The Houla massacre last week, with at least 108 civilians murdered by militiamen alleged to be loyal to Mr. Assad (the BBC has published satellite images that make a convincing case of major Syrian government troop movements around the city at the time of the murders), has heightened the sense of crisis at the UN and world capitals.
The remaining option would appear to be military action designed to remove Assad from power. But the Obama administration appears to be backing away from that position, a consequence of the dawning reality of the challenges and steadfast Chinese and Russian opposition to any United Nations Security Council (UNSC) action.
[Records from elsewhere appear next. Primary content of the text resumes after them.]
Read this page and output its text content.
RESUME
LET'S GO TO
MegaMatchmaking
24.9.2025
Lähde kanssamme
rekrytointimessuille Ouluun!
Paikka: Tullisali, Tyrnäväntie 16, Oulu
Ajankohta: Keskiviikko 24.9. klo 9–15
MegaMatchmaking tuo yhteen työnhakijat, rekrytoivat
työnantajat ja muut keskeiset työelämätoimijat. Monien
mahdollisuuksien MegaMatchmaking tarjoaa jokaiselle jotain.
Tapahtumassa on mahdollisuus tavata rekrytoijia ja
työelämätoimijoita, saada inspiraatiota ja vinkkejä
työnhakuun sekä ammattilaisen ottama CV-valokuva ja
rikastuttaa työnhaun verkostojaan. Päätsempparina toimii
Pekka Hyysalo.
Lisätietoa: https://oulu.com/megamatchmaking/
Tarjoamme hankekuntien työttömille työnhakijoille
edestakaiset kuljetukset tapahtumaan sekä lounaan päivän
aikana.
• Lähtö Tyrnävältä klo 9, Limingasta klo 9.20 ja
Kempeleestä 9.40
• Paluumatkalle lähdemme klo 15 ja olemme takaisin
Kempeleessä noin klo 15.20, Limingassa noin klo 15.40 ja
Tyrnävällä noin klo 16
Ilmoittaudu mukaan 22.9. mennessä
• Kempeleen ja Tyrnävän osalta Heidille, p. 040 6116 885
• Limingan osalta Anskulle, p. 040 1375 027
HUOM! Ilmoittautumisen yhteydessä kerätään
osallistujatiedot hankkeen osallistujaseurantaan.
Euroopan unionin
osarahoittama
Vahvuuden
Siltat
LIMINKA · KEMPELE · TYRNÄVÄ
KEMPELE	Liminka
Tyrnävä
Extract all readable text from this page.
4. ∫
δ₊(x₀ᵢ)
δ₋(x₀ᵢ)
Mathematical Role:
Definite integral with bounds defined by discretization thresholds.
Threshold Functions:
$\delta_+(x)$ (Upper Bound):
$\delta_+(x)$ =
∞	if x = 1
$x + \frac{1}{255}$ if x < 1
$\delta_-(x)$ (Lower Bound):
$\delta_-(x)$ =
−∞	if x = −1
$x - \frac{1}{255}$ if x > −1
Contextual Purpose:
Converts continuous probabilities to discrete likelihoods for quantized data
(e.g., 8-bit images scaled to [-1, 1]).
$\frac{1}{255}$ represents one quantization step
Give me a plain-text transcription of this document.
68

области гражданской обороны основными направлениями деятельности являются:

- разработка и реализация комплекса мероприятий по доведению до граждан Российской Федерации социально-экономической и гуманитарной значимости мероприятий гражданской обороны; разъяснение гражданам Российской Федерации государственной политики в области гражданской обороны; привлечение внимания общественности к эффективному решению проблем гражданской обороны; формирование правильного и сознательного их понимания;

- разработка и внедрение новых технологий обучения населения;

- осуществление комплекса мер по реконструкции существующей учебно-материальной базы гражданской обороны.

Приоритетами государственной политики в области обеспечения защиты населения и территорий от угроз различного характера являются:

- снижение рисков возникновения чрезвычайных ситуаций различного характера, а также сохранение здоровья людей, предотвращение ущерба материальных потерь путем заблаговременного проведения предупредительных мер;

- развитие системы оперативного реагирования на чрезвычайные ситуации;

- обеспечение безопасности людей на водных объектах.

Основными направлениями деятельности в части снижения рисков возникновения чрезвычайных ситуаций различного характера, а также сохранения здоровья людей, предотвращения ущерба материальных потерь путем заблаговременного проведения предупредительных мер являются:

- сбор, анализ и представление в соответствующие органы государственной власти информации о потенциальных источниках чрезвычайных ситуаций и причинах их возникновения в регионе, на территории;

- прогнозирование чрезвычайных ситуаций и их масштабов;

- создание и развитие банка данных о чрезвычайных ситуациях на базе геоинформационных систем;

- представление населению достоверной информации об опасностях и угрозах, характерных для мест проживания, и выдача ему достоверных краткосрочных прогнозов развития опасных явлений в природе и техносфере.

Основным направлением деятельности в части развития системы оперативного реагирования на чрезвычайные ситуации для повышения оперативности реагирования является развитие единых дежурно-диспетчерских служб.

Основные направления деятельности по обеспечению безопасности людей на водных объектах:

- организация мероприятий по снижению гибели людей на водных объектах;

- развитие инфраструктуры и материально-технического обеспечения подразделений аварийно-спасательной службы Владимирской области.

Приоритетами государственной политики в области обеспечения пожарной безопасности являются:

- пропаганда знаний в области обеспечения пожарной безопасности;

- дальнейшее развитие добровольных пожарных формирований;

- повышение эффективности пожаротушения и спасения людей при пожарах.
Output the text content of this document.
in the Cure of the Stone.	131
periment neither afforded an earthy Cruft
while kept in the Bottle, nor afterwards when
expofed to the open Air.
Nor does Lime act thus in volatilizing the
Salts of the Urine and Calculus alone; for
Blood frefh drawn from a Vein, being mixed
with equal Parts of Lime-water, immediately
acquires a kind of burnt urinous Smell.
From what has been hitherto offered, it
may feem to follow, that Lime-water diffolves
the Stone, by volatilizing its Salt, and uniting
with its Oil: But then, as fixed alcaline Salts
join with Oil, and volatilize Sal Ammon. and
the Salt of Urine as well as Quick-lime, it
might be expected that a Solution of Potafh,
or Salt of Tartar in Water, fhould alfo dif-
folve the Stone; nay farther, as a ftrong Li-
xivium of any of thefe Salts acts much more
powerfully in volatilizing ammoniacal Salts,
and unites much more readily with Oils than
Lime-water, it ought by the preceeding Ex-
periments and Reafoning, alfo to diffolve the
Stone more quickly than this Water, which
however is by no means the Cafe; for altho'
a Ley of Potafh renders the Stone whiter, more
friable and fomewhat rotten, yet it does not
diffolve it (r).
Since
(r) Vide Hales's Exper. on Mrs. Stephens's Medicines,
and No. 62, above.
Susan Rice, the US ambassador to the UN, gave a series of interviews yesterday where she framed current diplomatic measures so far. On Twitter, she outlined three "mutually exclusive" scenarios for Syria. Cleaning the Twitter abbreviations from her language, she wrote: "First and best: Syria wakes up, stops killing, adheres to its obligations under multiple UNSC resolutions. Not a high probability. Second possible outcome – Russia and China need to agree – UNSC and international community assume responsibilities, exert pressure on Assad. Third and worst: violence intensifies, spills over, exploits sectarian fissures. UNSC unity gone. Annan plan gone. Most probable now."
That "most probable" is due to the fact that Russia, in particular, has shown no appetite for a UNSC resolution calling for military action. And she appears to say the US will not act without a UN mandate – "Russia and China must agree."
Her analysis is reasonable given events and tracks with the views of many knowledgeable military and regional analysts. More surprising, perhaps, was that she publicly acknowledged these facts. It's one thing to know you probably won't act without Russian approval. It's another to remove the seed of doubt that could be useful in negotiating some kind of more robust action down the line.